Europe represents approximately 17.4% of global GDP, yet its external sovereignty remains hostage to the intergovernmental consensus of the European Council. The gap between democratic legitimacy and executive capacity is a structural ceiling on European agency.

The Parliament without a Government

The current architecture of the European Union possesses a directly elected Parliament but lacks a corresponding federal executive government. This “Parliament without a Government” creates a systemic legitimacy-capacity gap. While the Union can legislate, it cannot act with a single, sovereign will on the global stage. As the Union of European Federalists (UEF) argues in its 2026 Declaration of Independence and Sovereignty, individual European states lack the scale to safeguard their interests in a world dominated by continental powers.

EU enlargement is accelerating this governance deficit. The European Parliament has signaled that adding new members without simultaneous institutional reform would render the Union ungovernable. The structural logic is simple: enlargement without federation leads to paralysis. To avoid this, the UEF’s 2026-2030 strategic plan targets a “Political compact for a European federation” by 2030, moving beyond the monolithic failures of the 2004 Constitution toward a functional baseline.

The Minimum Viable Federation Model

The “Minimum Viable Federation” (MVF) represents a shift from monolithic constitutionalism to a functional architectural baseline. Rather than seeking a total overhaul of every member state’s legal framework, the MVF focuses on the minimum centralization required to exercise external sovereignty. According to the UEF’s framework, this model uses nested variable-geometry sub-federations, allowing groups of member states to integrate at different speeds and depths. This avoids the “all-or-nothing” trap that has historically paralyzed European integration.

The structural core of the MVF is the bridge between national mandates and federal authority through delegated democratic legitimacy. By isolating the specific powers essential for sovereign agency, the model allows the Union to act as a single entity without requiring a full-scale constitutional transformation of all members. The objective is a functional baseline for competitiveness in a multipolar world.
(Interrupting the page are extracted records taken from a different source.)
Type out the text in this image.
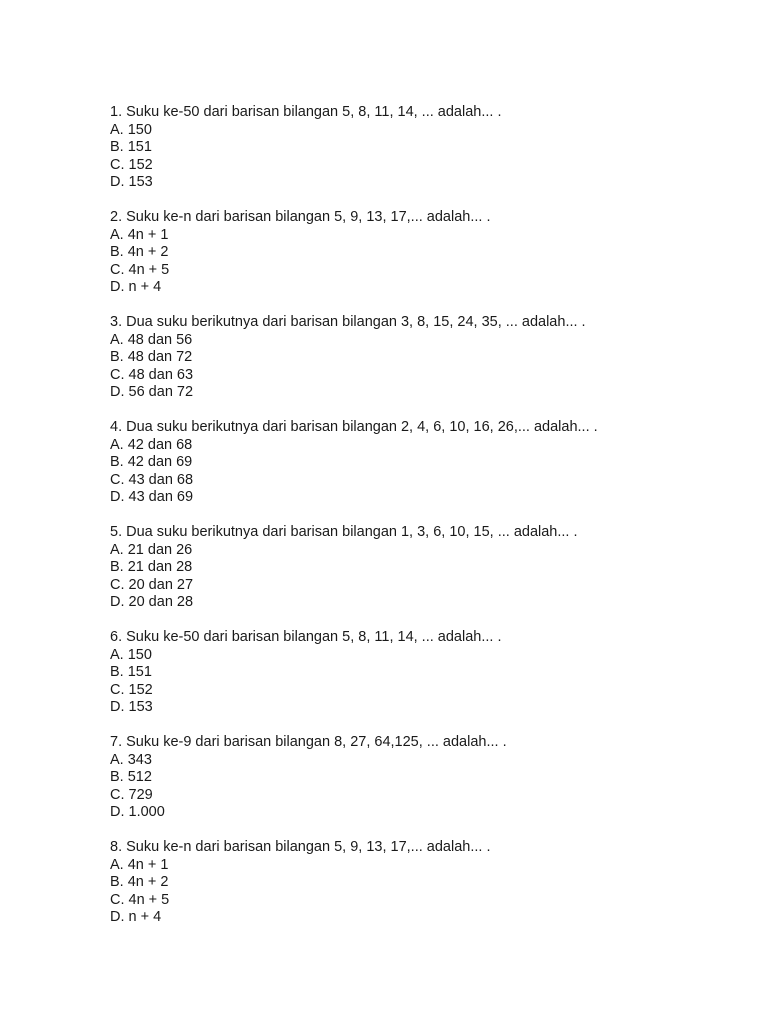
1. Suku ke-50 dari barisan bilangan 5, 8, 11, 14, ... adalah... .
A. 150
B. 151
C. 152
D. 153
2. Suku ke-n dari barisan bilangan 5, 9, 13, 17,... adalah... .
A. 4n + 1
B. 4n + 2
C. 4n + 5
D. n + 4
3. Dua suku berikutnya dari barisan bilangan 3, 8, 15, 24, 35, ... adalah... .
A. 48 dan 56
B. 48 dan 72
C. 48 dan 63
D. 56 dan 72
4. Dua suku berikutnya dari barisan bilangan 2, 4, 6, 10, 16, 26,... adalah... .
A. 42 dan 68
B. 42 dan 69
C. 43 dan 68
D. 43 dan 69
5. Dua suku berikutnya dari barisan bilangan 1, 3, 6, 10, 15, ... adalah... .
A. 21 dan 26
B. 21 dan 28
C. 20 dan 27
D. 20 dan 28
6. Suku ke-50 dari barisan bilangan 5, 8, 11, 14, ... adalah... .
A. 150
B. 151
C. 152
D. 153
7. Suku ke-9 dari barisan bilangan 8, 27, 64,125, ... adalah... .
A. 343
B. 512
C. 729
D. 1.000
8. Suku ke-n dari barisan bilangan 5, 9, 13, 17,... adalah... .
A. 4n + 1
B. 4n + 2
C. 4n + 5
D. n + 4
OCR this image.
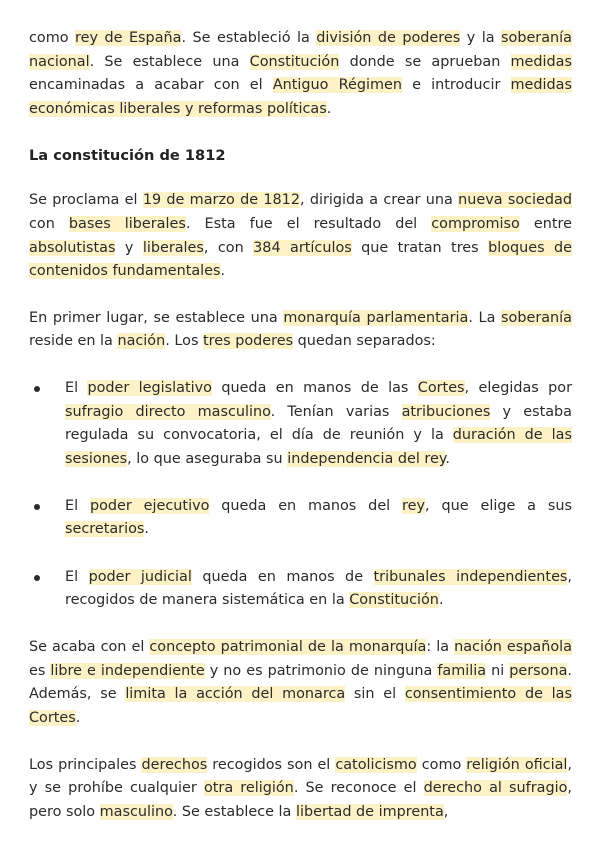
como rey de España. Se estableció la división de poderes y la soberanía nacional. Se establece una Constitución donde se aprueban medidas encaminadas a acabar con el Antiguo Régimen e introducir medidas económicas liberales y reformas políticas.

La constitución de 1812

Se proclama el 19 de marzo de 1812, dirigida a crear una nueva sociedad con bases liberales. Esta fue el resultado del compromiso entre absolutistas y liberales, con 384 artículos que tratan tres bloques de contenidos fundamentales.

En primer lugar, se establece una monarquía parlamentaria. La soberanía reside en la nación. Los tres poderes quedan separados:

El poder legislativo queda en manos de las Cortes, elegidas por sufragio directo masculino. Tenían varias atribuciones y estaba regulada su convocatoria, el día de reunión y la duración de las sesiones, lo que aseguraba su independencia del rey.
El poder ejecutivo queda en manos del rey, que elige a sus secretarios.
El poder judicial queda en manos de tribunales independientes, recogidos de manera sistemática en la Constitución.

Se acaba con el concepto patrimonial de la monarquía: la nación española es libre e independiente y no es patrimonio de ninguna familia ni persona. Además, se limita la acción del monarca sin el consentimiento de las Cortes.

Los principales derechos recogidos son el catolicismo como religión oficial, y se prohíbe cualquier otra religión. Se reconoce el derecho al sufragio, pero solo masculino. Se establece la libertad de imprenta,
The architecture is technical; the resistance is political.

The Scale of Sovereign Agency

The political justification for this shift is grounded in the reality of continental power. As the Union of European Federalists (UEF) notes, Europe’s 17.4% share of global GDP is fragmented across twenty-seven different capitals. In a world shaped by giants, no individual European state possesses the scale to safeguard its interests or project a coherent strategic will. The “Declaration of Independence and Sovereignty” (2026) frames federation not as an ideological choice, but as a requirement for strategic autonomy.

This necessity now collides with EU enlargement. The European Parliament has explicitly warned that adding new members without institutional reform would render the Union ungovernable. Enlargement without federation creates a governance deficit that leads to paralysis. To counter this, the UEF’s 2026-2030 roadmap targets a “Political compact for a European federation” by 2030. The gap between economic weight and political agency is a concrete liability.

From Monolithic Failure to Functional Baseline

The MVF approach responds to the failure of the 2004 Treaty establishing a Constitution for Europe. The 2004 attempt failed because it was perceived as an existential leap toward a “superstate”—a monolithic document that attempted to define everything at once. It triggered a nationalistic reflex that the current MVF model seeks to bypass. By treating federation as a technical requirement for agency rather than a philosophical project, the MVF replaces the “superstate” narrative with a “functional baseline” narrative.

This transition is supported by specific institutional targets for the 2026-2030 period. These include the creation of a federal budget endowed with “real own resources” and the advancement of a “Common European Defense and Diplomacy.” The path toward these goals involves a “Constituent Process” through an Inter-parliamentary Conference and a potential “Second Continental Congress” in 2028 to mark the 80th anniversary of the Hague Congress. The 2004 failure was a lesson in overreach. The MVF is a strategy of precision.

The Agency Threshold

The transition to a Minimum Viable Federation is not a legal formality, but a question of scale. While the institutional blueprints for a federal baseline exist, they require a political will that transcends the current intergovernmental logic of the European Council. The gap between Europe’s economic weight and its political agency is a structural liability that incremental treaty tweaks cannot solve. Whether the Union can bridge this gap before the weight of enlargement triggers a systemic collapse is the defining question of the decade. Coordination has a ceiling.